I’m not going to go into a detailed taste review because it was exactly as I would expect Galvin grub to be- it was bloody marvellous. In fact it was much better, given that I heated it up in my tiny kitchen in Essex. Starters required a steamer and gentle sauce warming, mains took twelve minutes of hot water and stirring up some truffle mash in a hot pan (drooool) and let me tell you boil in the bag beef has never been so rich and unctuously satisfying. Dessert- a few minutes on a baking tray, an upturned pot of caramel and some sweary moments making a messy quenelle of creme Normandy.
It would have been one of the best at home meals of this pig of a year had it been eaten off laps in front of DS9, as we usually take our dinner. But because it was a gift and a special dinner, we made special arrangements for it. I planned wine beyond what looked good for less than a tenner a bottle in Co-op. We cleaned the house and set the table, polished the glasses and naturally The Good Plates came out. The Mr even had a shave. We had a night out at our dining table and yes it was as good as a night out-out, in many ways. First off, we had an absolutely spanking dinner without having to spend all day in the kitchen or stress out over subbing ingredients or calculating oven times, so thank you La Chapelle for that. Then through the power of whatsapp we got to have something of a social dinner with wine tips and the subtle oneupmanship of who could make the best quenelles and who was cooking in their crocs. It was a get together without being together, which is the best we can do for now and the next day, despite the obvious impact of lots of wine and rich food, I felt better than I have in weeks in the emotional sense of things. Reader, I cheered TF up.

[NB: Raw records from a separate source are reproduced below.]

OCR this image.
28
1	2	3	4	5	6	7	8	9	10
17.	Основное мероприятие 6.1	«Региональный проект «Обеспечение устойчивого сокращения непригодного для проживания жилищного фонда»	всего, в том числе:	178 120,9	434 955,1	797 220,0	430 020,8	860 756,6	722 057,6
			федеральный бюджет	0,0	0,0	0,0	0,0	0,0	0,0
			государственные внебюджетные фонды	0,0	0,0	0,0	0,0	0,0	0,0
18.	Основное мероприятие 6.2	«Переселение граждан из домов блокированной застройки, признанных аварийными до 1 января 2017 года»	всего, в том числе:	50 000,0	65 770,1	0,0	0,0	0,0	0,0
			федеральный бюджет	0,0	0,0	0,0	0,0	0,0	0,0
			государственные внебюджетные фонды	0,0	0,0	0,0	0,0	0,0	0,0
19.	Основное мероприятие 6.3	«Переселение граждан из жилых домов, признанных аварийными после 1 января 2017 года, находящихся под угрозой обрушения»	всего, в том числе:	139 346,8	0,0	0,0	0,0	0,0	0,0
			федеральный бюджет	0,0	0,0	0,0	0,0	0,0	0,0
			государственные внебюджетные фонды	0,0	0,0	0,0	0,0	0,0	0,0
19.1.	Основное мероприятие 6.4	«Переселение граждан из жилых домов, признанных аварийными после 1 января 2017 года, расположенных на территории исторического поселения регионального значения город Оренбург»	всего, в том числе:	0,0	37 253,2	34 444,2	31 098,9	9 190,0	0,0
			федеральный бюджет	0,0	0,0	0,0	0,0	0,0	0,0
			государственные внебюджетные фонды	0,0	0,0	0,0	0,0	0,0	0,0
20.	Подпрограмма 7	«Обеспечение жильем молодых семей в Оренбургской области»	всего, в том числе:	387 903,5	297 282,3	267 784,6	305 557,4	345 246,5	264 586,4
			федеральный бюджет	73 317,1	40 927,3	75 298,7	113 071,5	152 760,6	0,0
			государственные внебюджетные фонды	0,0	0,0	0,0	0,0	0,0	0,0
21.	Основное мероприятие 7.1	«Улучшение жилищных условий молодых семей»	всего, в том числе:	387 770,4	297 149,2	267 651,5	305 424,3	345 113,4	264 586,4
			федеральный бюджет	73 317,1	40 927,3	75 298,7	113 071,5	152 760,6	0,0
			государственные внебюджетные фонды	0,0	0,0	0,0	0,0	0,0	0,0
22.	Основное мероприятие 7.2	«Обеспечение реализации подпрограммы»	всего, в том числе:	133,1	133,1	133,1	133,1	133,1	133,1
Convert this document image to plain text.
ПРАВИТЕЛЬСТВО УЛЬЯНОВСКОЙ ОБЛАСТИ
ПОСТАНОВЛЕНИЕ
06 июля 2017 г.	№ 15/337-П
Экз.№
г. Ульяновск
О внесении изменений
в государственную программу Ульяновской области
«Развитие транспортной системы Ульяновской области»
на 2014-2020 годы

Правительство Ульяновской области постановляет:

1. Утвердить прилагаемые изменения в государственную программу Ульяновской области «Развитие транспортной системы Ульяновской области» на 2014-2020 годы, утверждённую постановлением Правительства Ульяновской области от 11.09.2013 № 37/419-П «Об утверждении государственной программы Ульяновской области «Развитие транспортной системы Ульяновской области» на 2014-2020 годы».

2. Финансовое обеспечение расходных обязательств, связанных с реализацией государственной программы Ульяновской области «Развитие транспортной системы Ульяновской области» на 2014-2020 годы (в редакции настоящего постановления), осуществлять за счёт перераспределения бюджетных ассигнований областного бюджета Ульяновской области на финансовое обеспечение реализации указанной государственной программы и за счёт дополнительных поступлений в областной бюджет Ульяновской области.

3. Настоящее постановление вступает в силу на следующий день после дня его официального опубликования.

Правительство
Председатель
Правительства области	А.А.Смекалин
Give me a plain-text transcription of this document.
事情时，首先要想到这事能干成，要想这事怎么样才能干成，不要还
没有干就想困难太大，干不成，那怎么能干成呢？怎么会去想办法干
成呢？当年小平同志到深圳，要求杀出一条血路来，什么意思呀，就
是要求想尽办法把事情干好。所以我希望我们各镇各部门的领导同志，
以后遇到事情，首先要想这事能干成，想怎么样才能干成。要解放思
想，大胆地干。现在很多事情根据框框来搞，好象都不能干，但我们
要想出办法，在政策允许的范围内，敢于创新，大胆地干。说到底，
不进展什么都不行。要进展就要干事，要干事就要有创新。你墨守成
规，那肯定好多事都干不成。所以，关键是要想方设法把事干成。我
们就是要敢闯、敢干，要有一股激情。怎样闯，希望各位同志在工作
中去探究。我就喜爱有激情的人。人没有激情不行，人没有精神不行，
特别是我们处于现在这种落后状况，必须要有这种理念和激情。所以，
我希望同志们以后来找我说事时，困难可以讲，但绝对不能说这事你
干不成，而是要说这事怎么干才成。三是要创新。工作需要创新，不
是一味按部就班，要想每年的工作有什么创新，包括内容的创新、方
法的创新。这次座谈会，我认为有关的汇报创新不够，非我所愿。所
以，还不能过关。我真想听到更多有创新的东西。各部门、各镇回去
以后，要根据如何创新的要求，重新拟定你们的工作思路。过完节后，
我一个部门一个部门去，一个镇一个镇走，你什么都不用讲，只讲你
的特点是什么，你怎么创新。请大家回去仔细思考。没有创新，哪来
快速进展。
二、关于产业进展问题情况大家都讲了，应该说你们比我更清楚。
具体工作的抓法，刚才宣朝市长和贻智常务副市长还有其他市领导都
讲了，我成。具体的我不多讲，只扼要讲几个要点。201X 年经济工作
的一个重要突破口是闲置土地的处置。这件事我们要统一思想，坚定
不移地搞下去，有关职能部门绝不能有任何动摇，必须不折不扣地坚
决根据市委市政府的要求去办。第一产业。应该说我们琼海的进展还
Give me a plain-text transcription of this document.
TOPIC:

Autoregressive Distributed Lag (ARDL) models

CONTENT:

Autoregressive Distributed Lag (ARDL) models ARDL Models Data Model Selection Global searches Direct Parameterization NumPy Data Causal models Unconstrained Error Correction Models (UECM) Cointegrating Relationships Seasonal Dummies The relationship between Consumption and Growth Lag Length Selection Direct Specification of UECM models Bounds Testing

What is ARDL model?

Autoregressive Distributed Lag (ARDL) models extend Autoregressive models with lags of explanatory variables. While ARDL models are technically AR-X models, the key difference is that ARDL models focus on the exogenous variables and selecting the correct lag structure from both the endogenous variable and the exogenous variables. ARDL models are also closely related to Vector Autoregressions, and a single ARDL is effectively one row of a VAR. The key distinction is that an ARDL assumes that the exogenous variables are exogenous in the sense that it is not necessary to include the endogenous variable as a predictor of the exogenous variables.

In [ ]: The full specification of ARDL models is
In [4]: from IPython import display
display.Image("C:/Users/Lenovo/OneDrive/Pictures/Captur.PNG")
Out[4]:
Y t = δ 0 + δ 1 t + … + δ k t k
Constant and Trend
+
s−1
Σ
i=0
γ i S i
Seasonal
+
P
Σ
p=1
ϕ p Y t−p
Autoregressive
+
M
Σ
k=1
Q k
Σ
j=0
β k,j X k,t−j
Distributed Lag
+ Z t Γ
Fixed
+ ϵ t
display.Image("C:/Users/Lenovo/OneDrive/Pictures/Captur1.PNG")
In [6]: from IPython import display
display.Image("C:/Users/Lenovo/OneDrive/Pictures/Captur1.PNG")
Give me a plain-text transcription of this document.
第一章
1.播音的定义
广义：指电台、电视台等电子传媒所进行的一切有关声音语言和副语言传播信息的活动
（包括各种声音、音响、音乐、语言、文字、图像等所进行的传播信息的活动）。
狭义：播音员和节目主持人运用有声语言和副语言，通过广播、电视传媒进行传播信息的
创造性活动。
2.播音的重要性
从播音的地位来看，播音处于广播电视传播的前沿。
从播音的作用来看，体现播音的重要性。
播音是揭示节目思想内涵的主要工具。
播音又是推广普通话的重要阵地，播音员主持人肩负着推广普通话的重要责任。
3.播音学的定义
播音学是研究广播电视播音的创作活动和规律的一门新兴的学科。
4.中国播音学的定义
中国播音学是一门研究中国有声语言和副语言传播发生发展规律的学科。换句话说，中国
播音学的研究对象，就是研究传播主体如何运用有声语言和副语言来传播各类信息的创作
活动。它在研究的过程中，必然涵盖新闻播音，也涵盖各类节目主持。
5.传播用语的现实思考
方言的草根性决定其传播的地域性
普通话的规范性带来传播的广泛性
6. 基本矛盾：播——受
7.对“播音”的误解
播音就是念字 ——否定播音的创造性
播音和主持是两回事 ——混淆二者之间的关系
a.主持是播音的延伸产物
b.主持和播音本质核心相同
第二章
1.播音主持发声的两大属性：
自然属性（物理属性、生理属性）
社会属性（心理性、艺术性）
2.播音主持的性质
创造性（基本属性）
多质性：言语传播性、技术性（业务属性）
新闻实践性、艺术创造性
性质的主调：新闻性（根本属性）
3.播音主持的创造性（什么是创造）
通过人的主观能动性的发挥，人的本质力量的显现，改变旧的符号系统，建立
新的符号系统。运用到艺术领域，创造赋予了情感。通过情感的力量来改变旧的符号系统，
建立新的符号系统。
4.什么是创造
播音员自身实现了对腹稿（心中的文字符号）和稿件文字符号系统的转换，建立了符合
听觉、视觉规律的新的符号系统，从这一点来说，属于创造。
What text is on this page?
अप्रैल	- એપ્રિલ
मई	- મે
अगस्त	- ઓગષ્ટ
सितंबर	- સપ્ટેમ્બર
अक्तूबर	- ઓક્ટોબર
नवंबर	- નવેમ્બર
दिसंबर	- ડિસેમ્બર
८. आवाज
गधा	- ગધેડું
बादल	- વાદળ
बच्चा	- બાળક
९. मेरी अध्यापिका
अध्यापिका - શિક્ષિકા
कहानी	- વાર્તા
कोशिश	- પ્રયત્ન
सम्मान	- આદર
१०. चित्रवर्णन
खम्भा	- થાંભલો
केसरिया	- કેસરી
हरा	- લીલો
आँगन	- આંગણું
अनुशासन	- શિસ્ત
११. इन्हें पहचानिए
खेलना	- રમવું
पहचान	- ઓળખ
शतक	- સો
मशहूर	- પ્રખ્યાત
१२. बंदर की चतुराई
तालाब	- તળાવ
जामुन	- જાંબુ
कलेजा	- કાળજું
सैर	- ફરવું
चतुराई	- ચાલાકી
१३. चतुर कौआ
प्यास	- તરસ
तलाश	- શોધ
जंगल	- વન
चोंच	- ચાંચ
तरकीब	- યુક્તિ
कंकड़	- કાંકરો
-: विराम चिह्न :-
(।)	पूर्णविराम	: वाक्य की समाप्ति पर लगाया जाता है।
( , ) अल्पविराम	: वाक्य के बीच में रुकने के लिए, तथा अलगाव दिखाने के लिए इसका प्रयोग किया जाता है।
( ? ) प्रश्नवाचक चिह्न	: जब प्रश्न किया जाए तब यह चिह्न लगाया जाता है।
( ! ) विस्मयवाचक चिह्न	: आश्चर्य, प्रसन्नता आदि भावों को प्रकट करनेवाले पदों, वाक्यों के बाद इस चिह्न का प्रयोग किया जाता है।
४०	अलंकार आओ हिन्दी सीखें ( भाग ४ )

So what’s my point? I know that an extravagant night out in a restaurant is never going to be one of life’s true necessities BUT an extravagant night out in a restaurant is also absolutely one of life’s necessities, and bringing it to your own house is nothing short of soul therapy. La Chapelle do deliver the at home experience nationally and where I highly recommend it I also know that it is not in the budget friendly zone of everyone. But in a funny and arguably pretentious way, you can actually michelin up any night in with a bit of effort and imagination. What makes good food is always a point of debate, but quality restaurants are as much about menu as they are a warm welcome and a shared goal of comfort and satisfaction. Ambience, innit? And you my friend can do ambience at home, be that in a draughty semi in Essex or several floors up in a student flat whilst your housemate is working nights. If you have the funds, look into who is delivering locally because hospitality needs you. If not, think ahead a bit and plan your dinner to the best of your available budget. Have three courses or some small plates and indulge in some ritual with wine glasses and table setting, light a candle and make a playlist- what else are you going to do all day!?! Plenty of us have zoom meetings now, why not use one to to day drink whilst all ignoring a shared casserole recipe in the oven? Organise some friends to make their own sushi then ridicule the results over your communication platform of choice. If you’re on your own there’s forums and chats to join, live tweet your prep or just reach out to someone. It’s a big joke that no one cares about your facebook dinner but I promise you someone out there cares what you are doing tonight and how you feel about it all. Hell I do, tell me all about your dinner right now!!!!

The world is a sucky place today for those of us who aren’t Hancock’s personal PPE shills, and little things count. Even though we miss eachother, we don’t have to miss eachother and that might work by sending someone a slap up dinner or it might work by starting a family chat row about what sauce is best to have on chips (mayo btw).

Be kind to yourself and be kind to eachother and please, eat a good a dinner.

With dedication to my Pops, seen here in more social times at La Chapelle (2014??) and posted with absolutely no permission from him whatsoever.